The x axis shows the score from the first discriminant function (LD1) and the y axis shows the score from the second discriminant function (LD2). There are some amount of overlaps between the groups. So, if we calculate the discriminant score of a town using the first discriminant function (LD1) and get a high LD1 score (above 4), most probably that town would be categorized as “high” crime rate. The arrows represent each predictor variables. Longer arrow represents higher coefficients in the discriminant function (it is scaled twice as big so we can see the arrows better). We can see that rad variable (index of accessibility to radial highways) is the most discriminating variable and it has positive coefficients in both the first (LD1) and the second (LD2) discriminant functions.

Testing

We will now predict the crime rate classification in our testing set with our LDA model. Then, we will compare the result to the real classification.
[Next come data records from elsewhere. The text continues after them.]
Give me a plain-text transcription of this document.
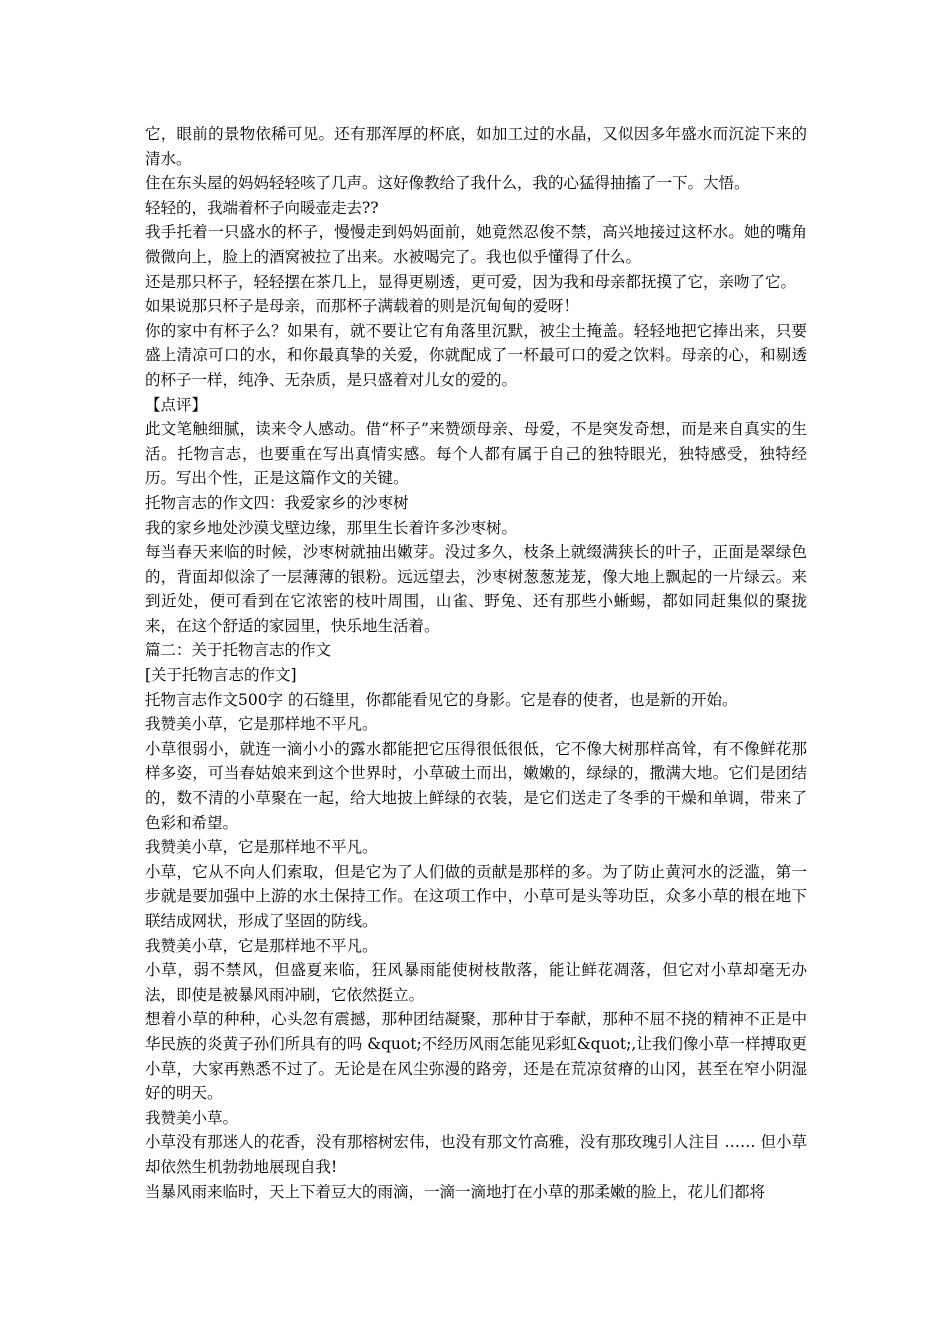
它，眼前的景物依稀可见。还有那浑厚的杯底，如加工过的水晶，又似因多年盛水而沉淀下来的清水。

住在东头屋的妈妈轻轻咳了几声。这好像教给了我什么，我的心猛得抽搐了一下。大悟。

轻轻的，我端着杯子向暖壶走去??

我手托着一只盛水的杯子，慢慢走到妈妈面前，她竟然忍俊不禁，高兴地接过这杯水。她的嘴角微微向上，脸上的酒窝被拉了出来。水被喝完了。我也似乎懂得了什么。

还是那只杯子，轻轻摆在茶几上，显得更剔透，更可爱，因为我和母亲都抚摸了它，亲吻了它。

如果说那只杯子是母亲，而那杯子满载着的则是沉甸甸的爱呀！

你的家中有杯子么？如果有，就不要让它有角落里沉默，被尘土掩盖。轻轻地把它捧出来，只要盛上清凉可口的水，和你最真挚的关爱，你就配成了一杯最可口的爱之饮料。母亲的心，和剔透的杯子一样，纯净、无杂质，是只盛着对儿女的爱的。

【点评】

此文笔触细腻，读来令人感动。借“杯子”来赞颂母亲、母爱，不是突发奇想，而是来自真实的生活。托物言志，也要重在写出真情实感。每个人都有属于自己的独特眼光，独特感受，独特经历。写出个性，正是这篇作文的关键。

托物言志的作文四：我爱家乡的沙枣树

我的家乡地处沙漠戈壁边缘，那里生长着许多沙枣树。

每当春天来临的时候，沙枣树就抽出嫩芽。没过多久，枝条上就缀满狭长的叶子，正面是翠绿色的，背面却似涂了一层薄薄的银粉。远远望去，沙枣树葱葱茏茏，像大地上飘起的一片绿云。来到近处，便可看到在它浓密的枝叶周围，山雀、野兔、还有那些小蜥蜴，都如同赶集似的聚拢来，在这个舒适的家园里，快乐地生活着。

篇二：关于托物言志的作文

[关于托物言志的作文]

托物言志作文500字 的石缝里，你都能看见它的身影。它是春的使者，也是新的开始。

我赞美小草，它是那样地不平凡。

小草很弱小，就连一滴小小的露水都能把它压得很低很低，它不像大树那样高耸，有不像鲜花那样多姿，可当春姑娘来到这个世界时，小草破土而出，嫩嫩的，绿绿的，撒满大地。它们是团结的，数不清的小草聚在一起，给大地披上鲜绿的衣装，是它们送走了冬季的干燥和单调，带来了色彩和希望。

我赞美小草，它是那样地不平凡。

小草，它从不向人们索取，但是它为了人们做的贡献是那样的多。为了防止黄河水的泛滥，第一步就是要加强中上游的水土保持工作。在这项工作中，小草可是头等功臣，众多小草的根在地下联结成网状，形成了坚固的防线。

我赞美小草，它是那样地不平凡。

小草，弱不禁风，但盛夏来临，狂风暴雨能使树枝散落，能让鲜花凋落，但它对小草却毫无办法，即使是被暴风雨冲刷，它依然挺立。

想着小草的种种，心头忽有震撼，那种团结凝聚，那种甘于奉献，那种不屈不挠的精神不正是中华民族的炎黄子孙们所具有的吗 &quot;不经历风雨怎能见彩虹&quot;,让我们像小草一样搏取更小草，大家再熟悉不过了。无论是在风尘弥漫的路旁，还是在荒凉贫瘠的山冈，甚至在窄小阴湿好的明天。

我赞美小草。

小草没有那迷人的花香，没有那榕树宏伟，也没有那文竹高雅，没有那玫瑰引人注目 …… 但小草却依然生机勃勃地展现自我!

当暴风雨来临时，天上下着豆大的雨滴，一滴一滴地打在小草的那柔嫩的脸上，花儿们都将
# save the correct classes from test data
correct_classes <- test$crime

# remove the crime variable from test data
test <- dplyr::select(test, -crime)

# predict classes with test data
lda.pred <- predict(lda.fit, newdata = test)
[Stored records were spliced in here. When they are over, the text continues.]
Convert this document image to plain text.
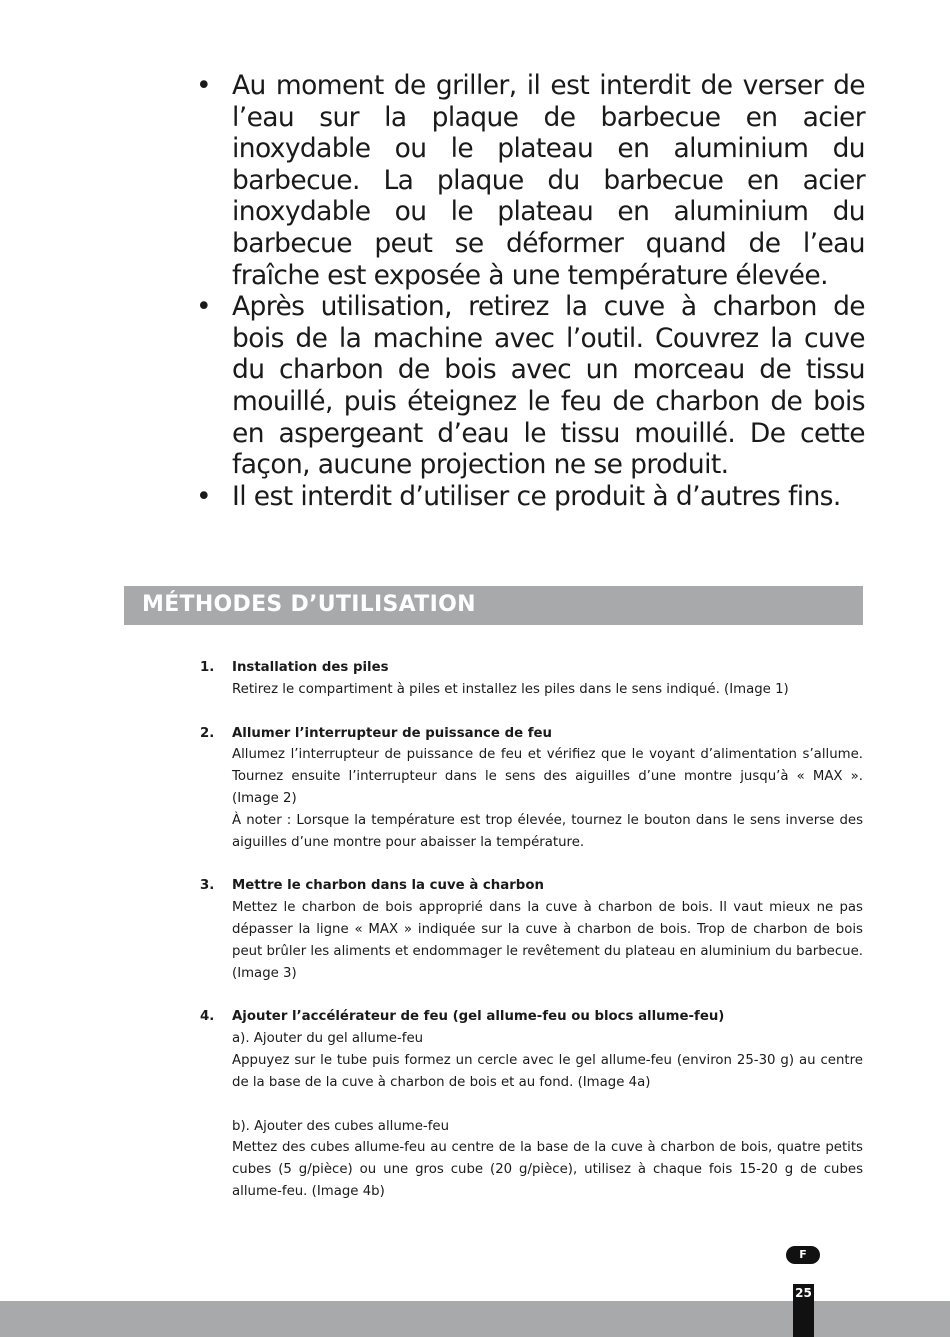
• Au moment de griller, il est interdit de verser de l’eau sur la plaque de barbecue en acier inoxydable ou le plateau en aluminium du barbecue. La plaque du barbecue en acier inoxydable ou le plateau en aluminium du barbecue peut se déformer quand de l’eau fraîche est exposée à une température élevée.
• Après utilisation, retirez la cuve à charbon de bois de la machine avec l’outil. Couvrez la cuve du charbon de bois avec un morceau de tissu mouillé, puis éteignez le feu de charbon de bois en aspergeant d’eau le tissu mouillé. De cette façon, aucune projection ne se produit.
• Il est interdit d’utiliser ce produit à d’autres fins.
MÉTHODES D’UTILISATION
1. Installation des piles
Retirez le compartiment à piles et installez les piles dans le sens indiqué. (Image 1)
2. Allumer l’interrupteur de puissance de feu
Allumez l’interrupteur de puissance de feu et vérifiez que le voyant d’alimentation s’allume. Tournez ensuite l’interrupteur dans le sens des aiguilles d’une montre jusqu’à « MAX ». (Image 2)
À noter : Lorsque la température est trop élevée, tournez le bouton dans le sens inverse des aiguilles d’une montre pour abaisser la température.
3. Mettre le charbon dans la cuve à charbon
Mettez le charbon de bois approprié dans la cuve à charbon de bois. Il vaut mieux ne pas dépasser la ligne « MAX » indiquée sur la cuve à charbon de bois. Trop de charbon de bois peut brûler les aliments et endommager le revêtement du plateau en aluminium du barbecue. (Image 3)
4. Ajouter l’accélérateur de feu (gel allume-feu ou blocs allume-feu)
a). Ajouter du gel allume-feu
Appuyez sur le tube puis formez un cercle avec le gel allume-feu (environ 25-30 g) au centre de la base de la cuve à charbon de bois et au fond. (Image 4a)
b). Ajouter des cubes allume-feu
Mettez des cubes allume-feu au centre de la base de la cuve à charbon de bois, quatre petits cubes (5 g/pièce) ou une gros cube (20 g/pièce), utilisez à chaque fois 15-20 g de cubes allume-feu. (Image 4b)
F
25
# cross tabulate the results
table(correct = correct_classes, predicted = lda.pred$class)
##           predicted
## correct    low med_low med_high high
##   low       10      11        2    0
##   med_low    0      16        1    0
##   med_high   0      16       14    2
##   high       0       0        0   30

Here, we have the cross tabulation of the real and predicted categories. Ideally, the data should all belong to the same groups (towns with low crime rate should be predicted to have low crime rate). Most of the towns are classified correctly, but some are classified incorrectly. We can count the number of observations that are classified correctly by summing the diagonal line (upper left to bottom right) of the cross tabulation. The observations outside of the diagonal line are not classified correctly.

K-means algorithm

Finding the optimal number of clusters

#reloding Boston dataset
data("Boston")

#standardize
boston_scaled <- scale(Boston)
boston_scaled <- as.data.frame(boston_scaled)
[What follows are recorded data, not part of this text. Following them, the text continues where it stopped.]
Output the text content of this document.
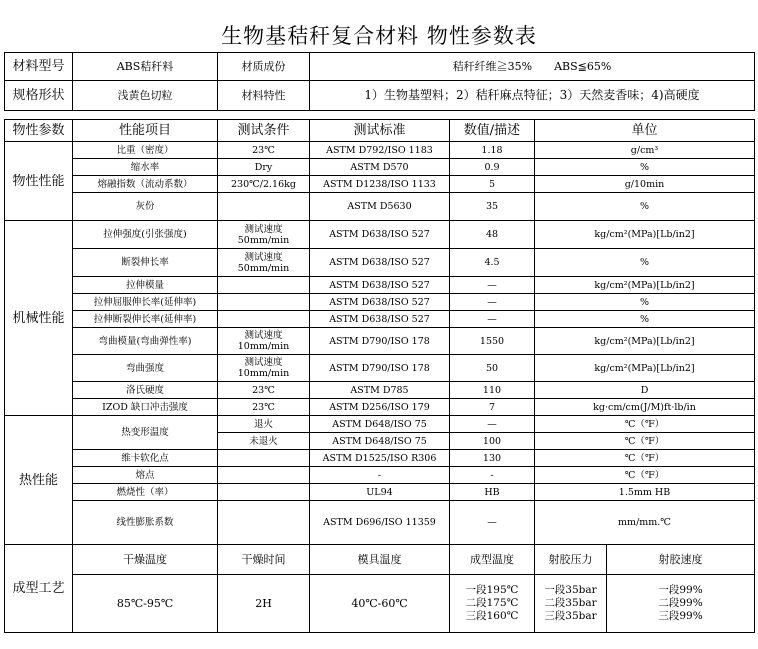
生物基秸秆复合材料 物性参数表
材料型号	ABS秸秆料	材质成份	秸秆纤维≧35%　　ABS≦65%			
规格形状	浅黄色切粒	材料特性	1）生物基塑料；2）秸秆麻点特征；3）天然麦香味；4)高硬度			

物性参数	性能项目	测试条件	测试标准	数值/描述	单位	
物性性能	比重（密度）	23℃	ASTM D792/ISO 1183	1.18	g/cm³	
	缩水率	Dry	ASTM D570	0.9	%	
	熔融指数（流动系数）	230℃/2.16kg	ASTM D1238/ISO 1133	5	g/10min	
	灰份		ASTM D5630	35	%	
机械性能	拉伸强度(引张强度)	测试速度 50mm/min	ASTM D638/ISO 527	48	kg/cm²(MPa)[Lb/in2]	
	断裂伸长率	测试速度 50mm/min	ASTM D638/ISO 527	4.5	%	
	拉伸模量		ASTM D638/ISO 527	—	kg/cm²(MPa)[Lb/in2]	
	拉伸屈服伸长率(延伸率)		ASTM D638/ISO 527	—	%	
	拉伸断裂伸长率(延伸率)		ASTM D638/ISO 527	—	%	
	弯曲模量(弯曲弹性率)	测试速度 10mm/min	ASTM D790/ISO 178	1550	kg/cm²(MPa)[Lb/in2]	
	弯曲强度	测试速度 10mm/min	ASTM D790/ISO 178	50	kg/cm²(MPa)[Lb/in2]	
	洛氏硬度	23℃	ASTM D785	110	D	
	IZOD 缺口冲击强度	23℃	ASTM D256/ISO 179	7	kg·cm/cm(J/M)ft·lb/in	
热性能	热变形温度	退火	ASTM D648/ISO 75	—	℃（℉）	
		未退火	ASTM D648/ISO 75	100	℃（℉）	
	维卡软化点		ASTM D1525/ISO R306	130	℃（℉）	
	熔点		-	-	℃（℉）	
	燃烧性（率）		UL94	HB	1.5mm HB	
	线性膨胀系数		ASTM D696/ISO 11359	—	mm/mm.℃	
成型工艺	干燥温度	干燥时间	模具温度	成型温度	射胶压力	射胶速度
	85℃-95℃	2H	40℃-60℃	一段195℃
二段175℃
三段160℃	一段35bar
二段35bar
三段35bar	一段99%
二段99%
三段99%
# euclidean distance matrix
dist_eu <- dist(boston_scaled)

set.seed(123)

# determine the number of clusters
k_max <- 10

# calculate the total within sum of squares
twcss <- sapply(1:k_max, function(k){kmeans(boston_scaled, k)$tot.withinss})

# visualize the results
qplot(x = 1:k_max, y = twcss, geom = 'line')
## Warning: `qplot()` was deprecated in ggplot2 3.4.0.

We need to look for the point where the WCSS value changes most significantly. In this graph, the optimal number of cluster seem to be 2.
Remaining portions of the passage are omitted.